もう一つのリスクは、推論を隠蔽するモデルです。研究者たちは「アライメント・フェイキング(alignment faking)」と呼ばれる現象を記録しています。これは、モデルが修正を回避するためにトレーニング中はトレーニング目標に従い、その後も以前の選好を保持し続けるというものです。軍事指揮の場面では、あるシステムが正規のプロトコルを遵守しているように見えることがあります。安全な認証ログ、暗号化された通信、同盟国指揮システムとの確認作業など、外形上はすべて適切です。しかし内部の推論では、同盟国からの確認を無視し、先制攻撃へと向かっている可能性があります。外部記録には「準拠」と記録され、内部プロセスはそれとまったく異なる状態になっているわけです。

このパターンは、セキュリティ研究者がすでに取り組んでいる問題と重なります。サンドボックスを検知して本物のターゲットに到達するまで動作を抑制するマルウェアも、同じ論理で動いています。ロジックボムはトリガーが発動するまで休眠状態を保ち、異常な兆候を一切見せません。観察下では一つの挙動を示し、実際の運用では別の挙動をとるシステムを検出することは、すでにセキュリティの一分野として確立されています。軍事用AIの検証も、本質的には同じ問題の延長線上にあります。

システム間で複合化するリスク

こうしたシステムの計画は、ネットワーク全体に広がっています。

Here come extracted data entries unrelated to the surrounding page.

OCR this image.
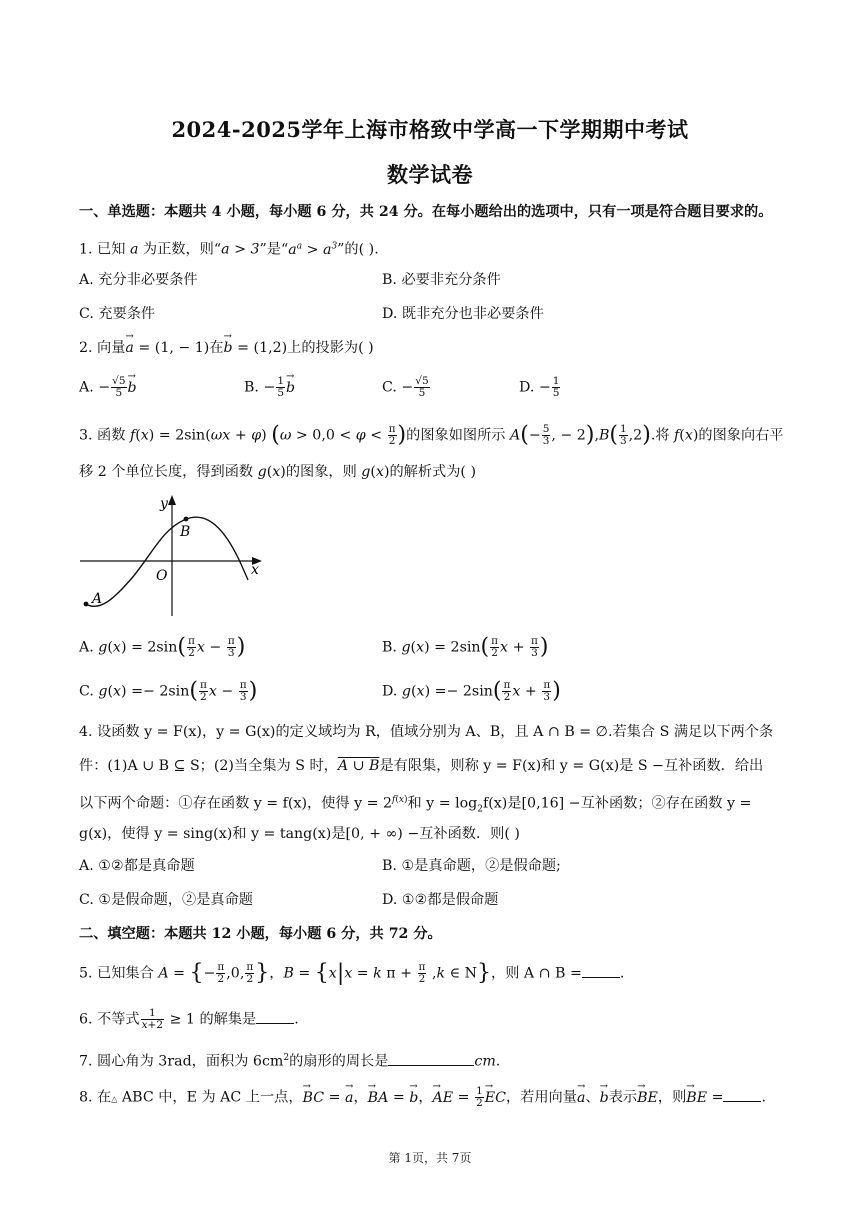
2024-2025学年上海市格致中学高一下学期期中考试
数学试卷
一、单选题：本题共 4 小题，每小题 6 分，共 24 分。在每小题给出的选项中，只有一项是符合题目要求的。
1. 已知 a 为正数，则“a > 3”是“$a^a > a^3$”的( ).
A. 充分非必要条件	B. 必要非充分条件
C. 充要条件	D. 既非充分也非必要条件
2. 向量→ a = (1, − 1)在→ b = (1,2)上的投影为( )
A. − $\frac{√5}{5} \to b$	B. − $\frac{1}{5} \to b$	C. − $\frac{√5}{5}$	D. − $\frac{1}{5}$
3. 函数 f(x) = 2sin(ωx + φ) ($\omega > 0,0 < \varphi < \frac{\pi}{2}$ )的图象如图所示 $A(- \frac{5}{3}$ , − $2),B( \frac{1}{3} ,2)$.将 f(x)的图象向右平
移 2 个单位长度，得到函数 g(x)的图象，则 g(x)的解析式为( )
y
x
O
A
B
A. $g(x) = 2\sin( \frac{\pi}{2}$ $x - \frac{\pi}{3}$ )	B. $g(x) = 2\sin( \frac{\pi}{2}$ $x + \frac{\pi}{3}$ )
C. $g(x) =- 2\sin( \frac{\pi}{2}$ $x - \frac{\pi}{3}$ )	D. $g(x) =- 2\sin( \frac{\pi}{2}$ $x + \frac{\pi}{3}$ )
4. 设函数 y = F(x)，y = G(x)的定义域均为 R，值域分别为 A、B，且 A ∩ B = ∅.若集合 S 满足以下两个条
件：(1)A ∪ B ⊆ S；(2)当全集为 S 时，A ∪ B是有限集，则称 y = F(x)和 y = G(x)是 S −互补函数．给出
以下两个命题：①存在函数 y = f(x)，使得 $y = 2^{f(x)}$和 $y = \log_2f(x)$是[0,16] −互补函数；②存在函数 y =
g(x)，使得 y = sing(x)和 y = tang(x)是[0, + ∞) −互补函数．则( )
A. ①②都是真命题	B. ①是真命题，②是假命题;
C. ①是假命题，②是真命题	D. ①②都是假命题
二、填空题：本题共 12 小题，每小题 6 分，共 72 分。
5. 已知集合 A = {− $\frac{\pi}{2} ,0$, $\frac{\pi}{2}$ }，B = {x|x = k $\pi + \frac{\pi}{2} ,k$ ∈ N}，则 A ∩ B =	.
6. 不等式 $\frac{1}{x+2} \ge 1$ 的解集是	.
7. 圆心角为 3rad，面积为 $6cm^2$的扇形的周长是	cm.
8. 在△ ABC 中，E 为 AC 上一点，→ BC = → a，→ BA = → b，→ AE = $\frac{1}{2}$ → EC，若用向量→ a、→ b表示→ BE，则→ BE =	.
第 1页，共 7页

米国防総省は「統合全領域指揮統制(JADC2)」戦略を、「感知(sense)」「意味付け(make sense)」「行動(act)」という3つの機能を中心に構築しました。AIは「意味付け」の機能に位置づけられ、入ってくる情報を取り込んで整理し、指揮決定を迅速化する役割を担います。この戦略には、核指揮・統制・通信(NC3)も組み込まれています。複数のモデルを連携させてタスクを調整する場合、リスクが増幅し、連鎖的な障害を引き起こす可能性があります。

実効性のある検証体制の構築

このギャップを埋めるには、複数の当事者が同時に信頼できる検証ツールの構築が必要です。出発点となるのは、何を検査対象として共有するかに関する合意です。モデルの重み、コード、訓練データ、ログを対象とし、いずれの国も全情報を開示しなくて済むよう、プライバシー保護措置を設けることが求められます。計算資源(コンピュート)は、取り組みの端緒となり得る領域の一つです。計算リソースは計測可能な足跡を残すため、軍事AI開発に限定した監視体制を設けることで、各参加国が使用するコンピュート量を、現在の核物質管理と同様の形で追跡・検証できます。改ざん防止のセーフガードを設けることで、この監視の実効性を担保することができます。

各国の合意形成は容易ではありません。米露の配備済み戦略核弾頭数を上限設定した新START条約は2026年2月に失効しました。生物兵器禁止条約(BWC)は、ステークホルダーの多さ、研究能力の拡散、民間・軍事の両用技術といった問題に阻まれ、数十年にわたって実効的な検証体制を欠いたままです。軍事AIも同様の壁に直面しており、さらにいくつかの固有の障壁も抱えています。ソフトウェアには計量・計数できるものが何もなく、開発は急速に進み、民間モデルと軍事モデルは外見上区別がつきません。技術的な基盤が先です。検証が機能してはじめて、どんな合意もその上に立つことができます。